The impression is being created that this would be merely a training mission with a limited number of soldiers going along for protection. In the past Parliament agreed to a reconstruction mission which in practice, however, soon became a battle mission. There are numerous reasons to assume that this will turn out the same.
For one thing, a police mission with military support is simply a military mission. The probable fifty instructors will be guarded by at least 250 soldiers, with some sources speaking of as many as 500. These soldiers will be heavily armed and will likely be required to perform other tasks in connection with NATO.

The Dutch soldiers sent to protect the mission will after all be operating on the basis of Chapter 7 of the UN Charter, the section that authorises the use of violence. The UN resolutions that lay the basis for the international presence permit all measures necessary for the creation of a safe environment, including offensive actions. There will even be provided four F16 fighter planes which can be deployed in the war in a variety of ways as has been the case for a number of years.
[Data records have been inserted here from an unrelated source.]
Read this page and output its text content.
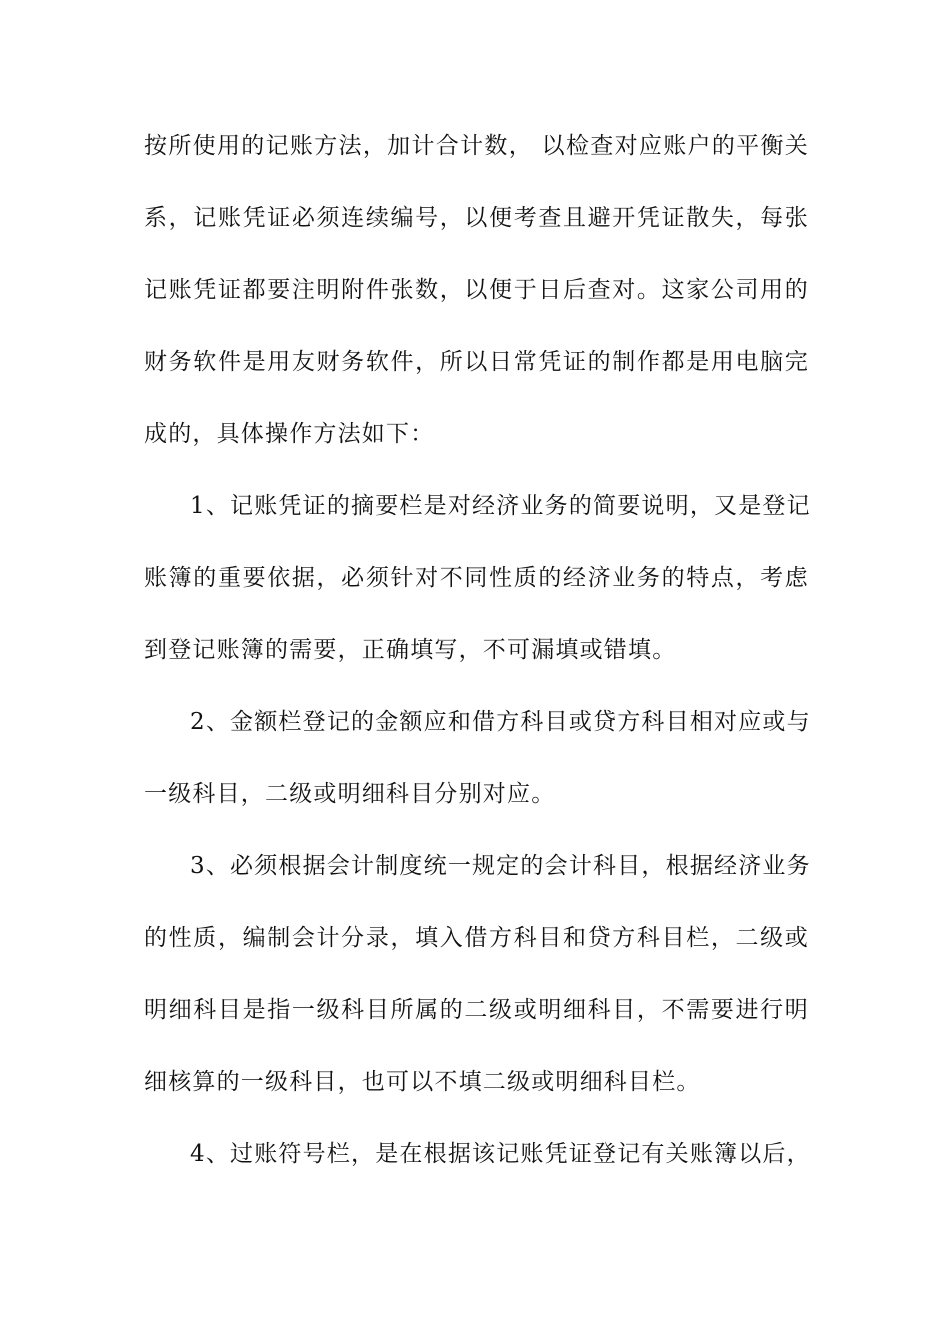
按所使用的记账方法，加计合计数， 以检查对应账户的平衡关
系，记账凭证必须连续编号，以便考查且避开凭证散失，每张
记账凭证都要注明附件张数，以便于日后查对。这家公司用的
财务软件是用友财务软件，所以日常凭证的制作都是用电脑完
成的，具体操作方法如下：
1、记账凭证的摘要栏是对经济业务的简要说明，又是登记
账簿的重要依据，必须针对不同性质的经济业务的特点，考虑
到登记账簿的需要，正确填写，不可漏填或错填。
2、金额栏登记的金额应和借方科目或贷方科目相对应或与
一级科目，二级或明细科目分别对应。
3、必须根据会计制度统一规定的会计科目，根据经济业务
的性质，编制会计分录，填入借方科目和贷方科目栏，二级或
明细科目是指一级科目所属的二级或明细科目，不需要进行明
细核算的一级科目，也可以不填二级或明细科目栏。
4、过账符号栏，是在根据该记账凭证登记有关账簿以后，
In the past we have seen a so-called reconstruction mission in the Uruzgan region metamorphose into a battle mission. We must not allow ourselves to be misled in the same way a second time.

A second reason to refrain from supporting a new mission is the fact that it would be tantamount to giving support to a thoroughly corrupt government that can count on hardly any backing from the Afghan people. President Karzai held on to power last year through open fraud, and with the support of warlords with blood on their hands has broadened the base of his power. And in last September’s parliamentary elections there were once again a large number of irregularities. The foreign armed forces have made the process worse by paying the warlords handsomely in return for security. The Dutch presence is part of the problem rather than having become part of the solution.
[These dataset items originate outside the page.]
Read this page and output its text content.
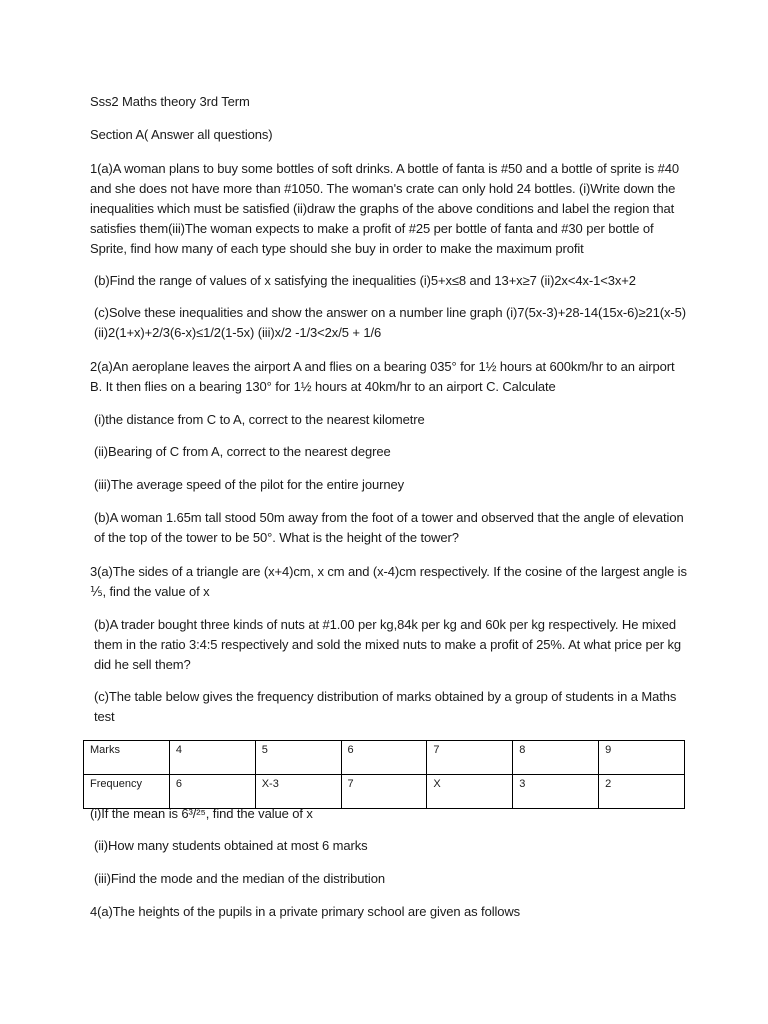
Sss2 Maths theory 3rd Term

Section A( Answer all questions)

1(a)A woman plans to buy some bottles of soft drinks. A bottle of fanta is #50 and a bottle of sprite is #40 and she does not have more than #1050. The woman's crate can only hold 24 bottles. (i)Write down the inequalities which must be satisfied (ii)draw the graphs of the above conditions and label the region that satisfies them(iii)The woman expects to make a profit of #25 per bottle of fanta and #30 per bottle of Sprite, find how many of each type should she buy in order to make the maximum profit

(b)Find the range of values of x satisfying the inequalities (i)5+x≤8 and 13+x≥7 (ii)2x<4x-1<3x+2

(c)Solve these inequalities and show the answer on a number line graph (i)7(5x-3)+28-14(15x-6)≥21(x-5) (ii)2(1+x)+2/3(6-x)≤1/2(1-5x) (iii)x/2 -1/3<2x/5 + 1/6

2(a)An aeroplane leaves the airport A and flies on a bearing 035° for 1½ hours at 600km/hr to an airport B. It then flies on a bearing 130° for 1½ hours at 40km/hr to an airport C. Calculate

(i)the distance from C to A, correct to the nearest kilometre

(ii)Bearing of C from A, correct to the nearest degree

(iii)The average speed of the pilot for the entire journey

(b)A woman 1.65m tall stood 50m away from the foot of a tower and observed that the angle of elevation of the top of the tower to be 50°. What is the height of the tower?

3(a)The sides of a triangle are (x+4)cm, x cm and (x-4)cm respectively. If the cosine of the largest angle is ⅕, find the value of x

(b)A trader bought three kinds of nuts at #1.00 per kg,84k per kg and 60k per kg respectively. He mixed them in the ratio 3:4:5 respectively and sold the mixed nuts to make a profit of 25%. At what price per kg did he sell them?

(c)The table below gives the frequency distribution of marks obtained by a group of students in a Maths test

Marks	4	5	6	7	8	9
Frequency	6	X-3	7	X	3	2

(i)If the mean is 6³/²⁵, find the value of x

(ii)How many students obtained at most 6 marks

(iii)Find the mode and the median of the distribution

4(a)The heights of the pupils in a private primary school are given as follows
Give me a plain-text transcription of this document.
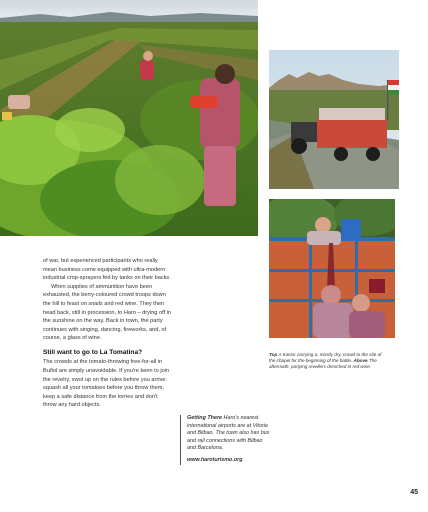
of war, but experienced participants who really mean business come equipped with ultra-modern industrial crop-sprayers fed by tanks on their backs.

When supplies of ammunition have been exhausted, the berry-coloured crowd troops down the hill to feast on snails and red wine. They then head back, still in procession, to Haro – drying off in the sunshine on the way. Back in town, the party continues with singing, dancing, fireworks, and, of course, a glass of wine.

Still want to go to La Tomatina?

The crowds at the tomato-throwing free-for-all in Buñol are simply unavoidable. If you're keen to join the revelry, swot up on the rules before you arrive: squash all your tomatoes before you throw them, keep a safe distance from the lorries and don't throw any hard objects.

Getting There Haro's nearest international airports are at Vitoria and Bilbao. The town also has bus and rail connections with Bilbao and Barcelona.
www.haroturismo.org
Top A tractor carrying a, mostly dry, crowd to the site of the chapel for the beginning of the battle. Above The aftermath: partying revellers drenched in red wine.
45
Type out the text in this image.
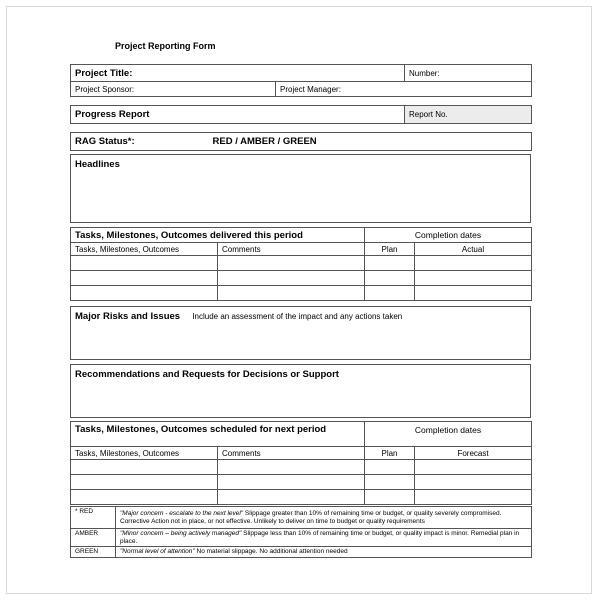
Project Reporting Form
Project Title:		Number:
Project Sponsor:	Project Manager:	
Progress Report	Report No.
RAG Status*:	RED / AMBER / GREEN
Headlines
Tasks, Milestones, Outcomes delivered this period		Completion dates	
Tasks, Milestones, Outcomes	Comments	Plan	Actual

Major Risks and Issues Include an assessment of the impact and any actions taken
Recommendations and Requests for Decisions or Support
Tasks, Milestones, Outcomes scheduled for next period		Completion dates	
Tasks, Milestones, Outcomes	Comments	Plan	Forecast

* RED	"Major concern - escalate to the next level" Slippage greater than 10% of remaining time or budget, or quality severely compromised. Corrective Action not in place, or not effective. Unlikely to deliver on time to budget or quality requirements
AMBER	"Minor concern – being actively managed" Slippage less than 10% of remaining time or budget, or quality impact is minor. Remedial plan in place.
GREEN	"Normal level of attention" No material slippage. No additional attention needed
Recently the government informed Parliament about the deteriorating security situation in Afghanistan. They recognise that the rise in the number of incidents is the result in part of the increase in international troops as well as Afghan security troops operating in areas which the Taliban formerly used as their base of operations. This analysis concurs with reports from the US Defence Department which note that the Karzai government enjoys the support of the population in general in only a quarter of the strategic districts. Elsewhere, the Afghans have more sympathy for the insurgents or are at best neutral. Violence is therefore increasing and the people’s support, not only for Karzai but for the foreign troops, is in decline. Karzai does, after all, derive his power to a large extent from the presence of these troops.

The new mission must fit in with the policy of the US government. President Obama has announced that his own troops will be withdrawn from the Summer of 2011 onwards. A plan regarding this is provoking heavy debate within the leadership of the US army and the rest of the security apparatus. The telephone call from President Obama to Premier Rutte a few days ago must have taken the form of a plea to the Netherlands to fit into the war in Afghanistan.
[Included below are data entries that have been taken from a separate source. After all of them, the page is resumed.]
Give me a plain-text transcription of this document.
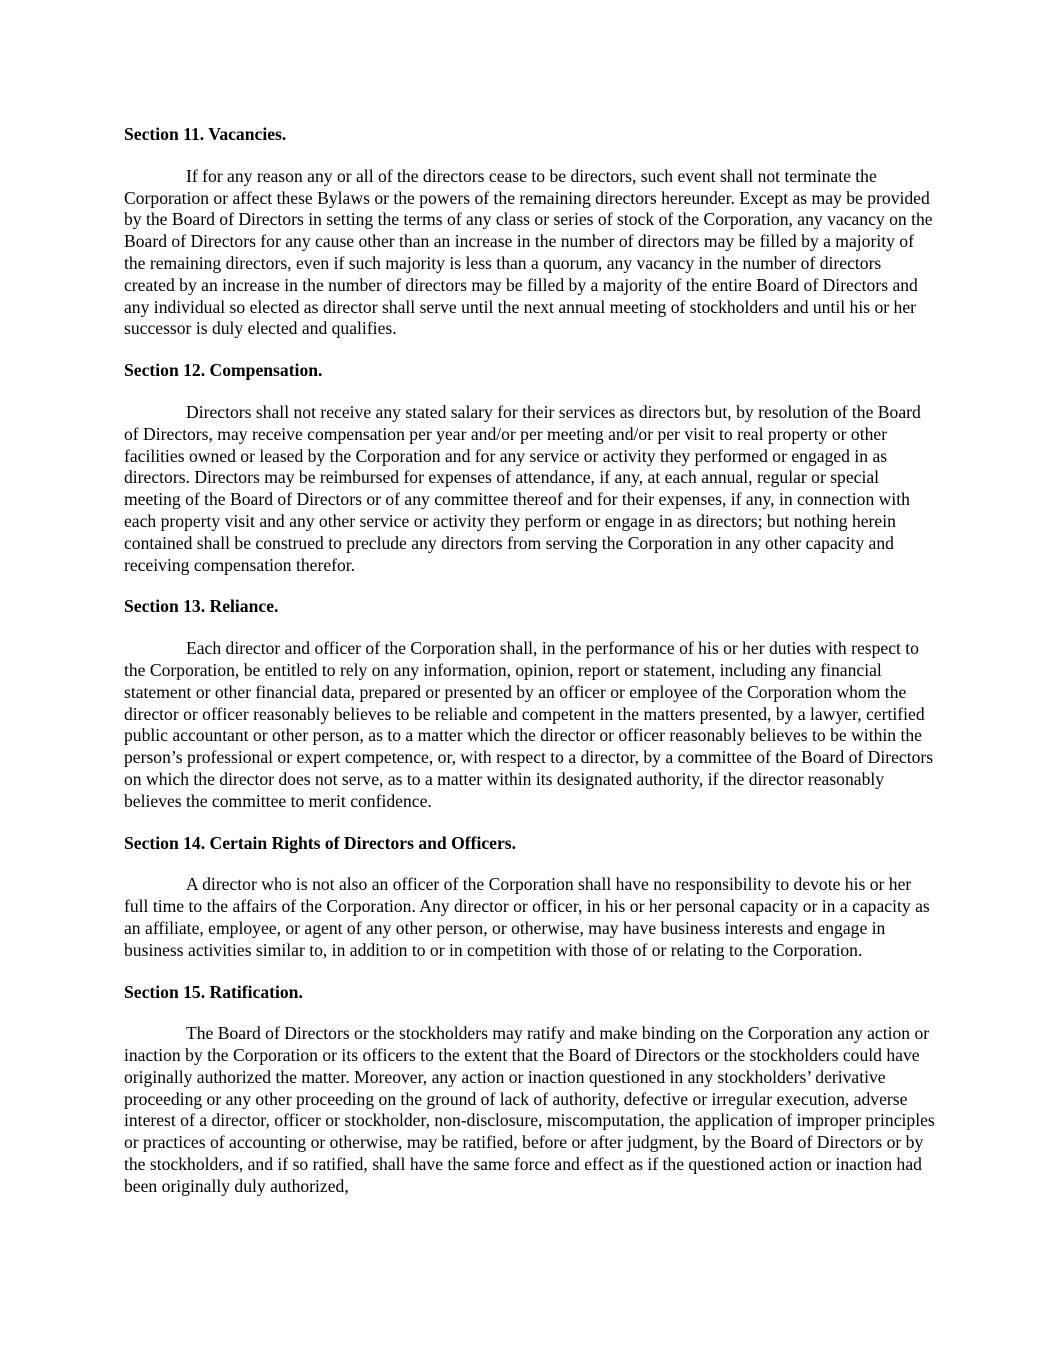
Section 11. Vacancies.

If for any reason any or all of the directors cease to be directors, such event shall not terminate the Corporation or affect these Bylaws or the powers of the remaining directors hereunder. Except as may be provided by the Board of Directors in setting the terms of any class or series of stock of the Corporation, any vacancy on the Board of Directors for any cause other than an increase in the number of directors may be filled by a majority of the remaining directors, even if such majority is less than a quorum, any vacancy in the number of directors created by an increase in the number of directors may be filled by a majority of the entire Board of Directors and any individual so elected as director shall serve until the next annual meeting of stockholders and until his or her successor is duly elected and qualifies.

Section 12. Compensation.

Directors shall not receive any stated salary for their services as directors but, by resolution of the Board of Directors, may receive compensation per year and/or per meeting and/or per visit to real property or other facilities owned or leased by the Corporation and for any service or activity they performed or engaged in as directors. Directors may be reimbursed for expenses of attendance, if any, at each annual, regular or special meeting of the Board of Directors or of any committee thereof and for their expenses, if any, in connection with each property visit and any other service or activity they perform or engage in as directors; but nothing herein contained shall be construed to preclude any directors from serving the Corporation in any other capacity and receiving compensation therefor.

Section 13. Reliance.

Each director and officer of the Corporation shall, in the performance of his or her duties with respect to the Corporation, be entitled to rely on any information, opinion, report or statement, including any financial statement or other financial data, prepared or presented by an officer or employee of the Corporation whom the director or officer reasonably believes to be reliable and competent in the matters presented, by a lawyer, certified public accountant or other person, as to a matter which the director or officer reasonably believes to be within the person’s professional or expert competence, or, with respect to a director, by a committee of the Board of Directors on which the director does not serve, as to a matter within its designated authority, if the director reasonably believes the committee to merit confidence.

Section 14. Certain Rights of Directors and Officers.

A director who is not also an officer of the Corporation shall have no responsibility to devote his or her full time to the affairs of the Corporation. Any director or officer, in his or her personal capacity or in a capacity as an affiliate, employee, or agent of any other person, or otherwise, may have business interests and engage in business activities similar to, in addition to or in competition with those of or relating to the Corporation.

Section 15. Ratification.

The Board of Directors or the stockholders may ratify and make binding on the Corporation any action or inaction by the Corporation or its officers to the extent that the Board of Directors or the stockholders could have originally authorized the matter. Moreover, any action or inaction questioned in any stockholders’ derivative proceeding or any other proceeding on the ground of lack of authority, defective or irregular execution, adverse interest of a director, officer or stockholder, non-disclosure, miscomputation, the application of improper principles or practices of accounting or otherwise, may be ratified, before or after judgment, by the Board of Directors or by the stockholders, and if so ratified, shall have the same force and effect as if the questioned action or inaction had been originally duly authorized,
The Rutte government needs the opposition if it is to find a majority in Parliament to support this mission. The PVV has, like the SP, repeatedly declared its opposition to a new adventure in Afghanistan. Opposition parties the Green Left and the PvdA (Labour Party) also appear to have major objections to a mission which does any more than training police and army and that would provide the basis for a new mission, however narrow. It would also simply be better if for once our country were to say ‘no’ to NATO, because we have already stayed two years longer than originally planned and the results have been exceptionally poor. Ending the military contribution would also offer space to consider alternatives to this military intervention which has gradually revealed itself to be a failure. This would also be to do right by our soldiers who have pledged their commitment in good faith under difficult circumstances but in practice are saddled with an impossible mission.

This article first appeared, in Dutch, on 8th November 2010 in the regional daily Friesch Dagblad.